Introduction
Il y a une quarantaine d’années, un groupe de jeunes Juifs belges découvrait l’existence d’un carmel situé sur le site d’Auschwitz I. Éclatait ainsi au grand jour l’entreprise de christianisation et de polonisation du musée, inaugurée notamment avec la messe célébrée par Jean-Paul II à Birkenau (Auschwitz II) devant des centaines de milliers de catholiques et une immense croix. Les Églises de France et de Belgique, l’Église de Pologne, les institutions juives, toutes au plus haut niveau, s’accordèrent pour que les carmélites quittent le lieu.
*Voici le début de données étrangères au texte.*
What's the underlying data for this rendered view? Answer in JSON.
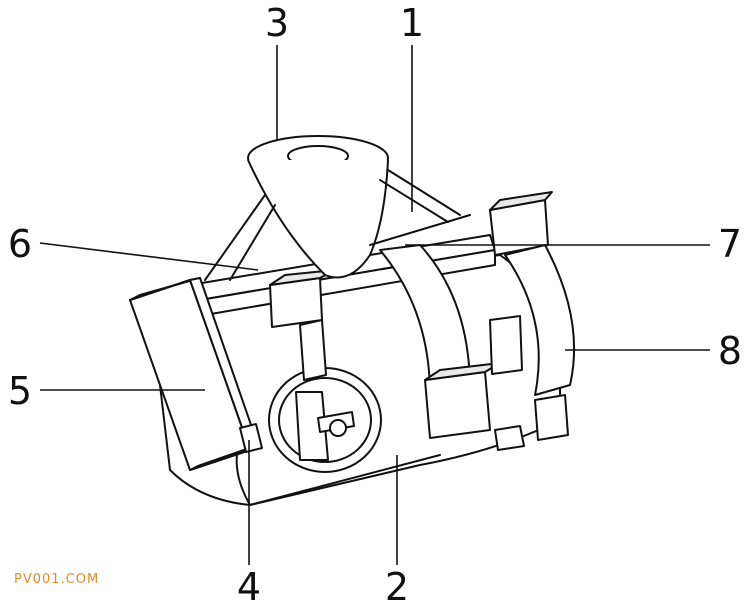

Elles le firent au bout de dix ans, sur ordre de Jean-Paul II.
Sur le site du camp de Treblinka s’opère, de façon croissante, une même mainmise. Les jeunes Juifs belges ont été remplacés par les représentants de la nouvelle école polonaise d’histoire de la Shoah, notamment Elżbieta Janicka et Jan Grabowski, tous deux présents à la conférence que l’EHESS consacra aux travaux de cette école en février 2019. Tous deux connaissent la politique d’occultation que mènent les autorités polonaises. La revue K a publié il y a quelques mois un article important d’Elżbieta Janicka qui exposait, notamment, l’entreprise de « symétrisation » des destins juif et polonais à Treblinka en y pointant la création artificielle de « faits alternatifs » destinés à surexposer la douleur polonaise. Jan Grabowski et Katarzyna Grabowska poursuivent ici l’examen des modifications survenues dans le dispositif muséologique de Treblinka, en particulier l’éventualité d’un « mur des noms » des victimes, la construction d’un nouveau musée, la création d’un nouveau conseil du musée.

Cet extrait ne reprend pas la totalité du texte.